Labor believes in an industrial relations system that is based on fairness and includes:

  • The need for a strong safety net of minimum award wages and conditions;
  • A strong independent umpire to ensure fair wages and conditions, and to settle disputes;
  • The right to join a union and to be represented by a union.
  • Proper rights for Australian workers unfairly dismissed;
  • The right for employees to bargain collectively for decent wages and conditions; and
  • The right for workers to reject individual contracts which cut pay and conditions, and undermine collective bargaining and union representation.

If these disastrous changes are passed, Labor when next in government will have to rebuild the Australian industrial relations system from the ground up.

We will be working in a landscape so different to today's, that it is difficult to imagine.

We will also do more to help workers balance their work and caring responsibilities.

The first thing to do will be to address the issues of cost and availability of childcare.
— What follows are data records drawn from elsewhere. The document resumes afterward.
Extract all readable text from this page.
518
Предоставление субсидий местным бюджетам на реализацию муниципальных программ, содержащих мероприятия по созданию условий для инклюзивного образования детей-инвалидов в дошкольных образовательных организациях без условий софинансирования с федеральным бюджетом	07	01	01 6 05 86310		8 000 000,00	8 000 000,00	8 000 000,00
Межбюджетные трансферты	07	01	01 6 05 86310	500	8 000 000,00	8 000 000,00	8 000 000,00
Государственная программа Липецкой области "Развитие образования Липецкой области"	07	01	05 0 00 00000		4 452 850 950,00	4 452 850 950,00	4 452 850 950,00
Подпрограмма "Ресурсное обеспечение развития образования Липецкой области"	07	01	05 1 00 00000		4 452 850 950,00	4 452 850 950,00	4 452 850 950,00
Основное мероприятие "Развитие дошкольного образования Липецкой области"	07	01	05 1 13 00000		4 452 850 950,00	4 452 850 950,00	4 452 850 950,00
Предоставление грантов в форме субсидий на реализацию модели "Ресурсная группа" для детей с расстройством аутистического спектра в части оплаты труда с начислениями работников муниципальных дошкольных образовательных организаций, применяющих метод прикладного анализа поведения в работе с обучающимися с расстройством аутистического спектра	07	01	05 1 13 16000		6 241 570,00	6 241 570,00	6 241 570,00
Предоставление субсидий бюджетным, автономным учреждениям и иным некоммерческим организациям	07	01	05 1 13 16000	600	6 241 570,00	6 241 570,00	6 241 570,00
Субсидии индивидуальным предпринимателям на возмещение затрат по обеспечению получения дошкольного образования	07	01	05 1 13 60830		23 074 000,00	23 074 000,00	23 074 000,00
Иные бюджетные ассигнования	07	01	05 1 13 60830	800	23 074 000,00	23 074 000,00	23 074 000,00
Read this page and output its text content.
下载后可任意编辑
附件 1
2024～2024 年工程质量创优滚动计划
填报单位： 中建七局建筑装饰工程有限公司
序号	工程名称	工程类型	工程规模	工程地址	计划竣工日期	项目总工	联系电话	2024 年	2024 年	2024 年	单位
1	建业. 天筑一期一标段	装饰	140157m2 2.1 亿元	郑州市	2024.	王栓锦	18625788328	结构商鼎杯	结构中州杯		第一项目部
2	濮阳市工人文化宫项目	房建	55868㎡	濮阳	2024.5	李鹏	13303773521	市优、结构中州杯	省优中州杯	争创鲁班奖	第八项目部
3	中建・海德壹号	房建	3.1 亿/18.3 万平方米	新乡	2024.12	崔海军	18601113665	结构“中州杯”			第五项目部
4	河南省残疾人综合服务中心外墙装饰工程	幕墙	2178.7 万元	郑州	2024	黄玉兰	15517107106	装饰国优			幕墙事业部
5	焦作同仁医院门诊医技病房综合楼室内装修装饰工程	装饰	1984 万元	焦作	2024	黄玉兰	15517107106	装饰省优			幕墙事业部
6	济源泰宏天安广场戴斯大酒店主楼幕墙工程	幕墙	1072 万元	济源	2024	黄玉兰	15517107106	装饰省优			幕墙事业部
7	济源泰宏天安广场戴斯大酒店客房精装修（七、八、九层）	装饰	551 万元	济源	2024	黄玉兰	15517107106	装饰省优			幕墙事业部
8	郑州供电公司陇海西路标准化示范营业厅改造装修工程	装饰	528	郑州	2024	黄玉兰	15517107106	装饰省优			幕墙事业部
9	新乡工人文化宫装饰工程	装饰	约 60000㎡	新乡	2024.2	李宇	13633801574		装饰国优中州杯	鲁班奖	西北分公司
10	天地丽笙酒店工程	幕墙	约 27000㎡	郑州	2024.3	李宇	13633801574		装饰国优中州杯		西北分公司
Before the last election, Labor also promised:

  • to encourage the Industrial Relations Commission to allow parents returning from parental leave to make a reasonable request for a return to work on a part-time basis;
  • to require the AIRC to consider practical provisions to help employees to combine work and family responsibilities when making awards and approving workplace agreements;
  • to encourage the AIRC to give casuals employed on a long term basis the right to make a reasonable request for conversion to permanent employment;
  • a baby care payment, payable in instalments over a minimum 14 week period;
  • mentoring and other community-oriented policies which would help in creating a cultural shift in workplaces towards respecting the range of responsibilities and interests that Australians have.

The Government's extreme and unfair industrial relations changes won't be stopped in the parliament, no matter how good Labor's campaign is.

They will only be stopped by community pressure. That's why the role of unionists and workplace delegates is so important.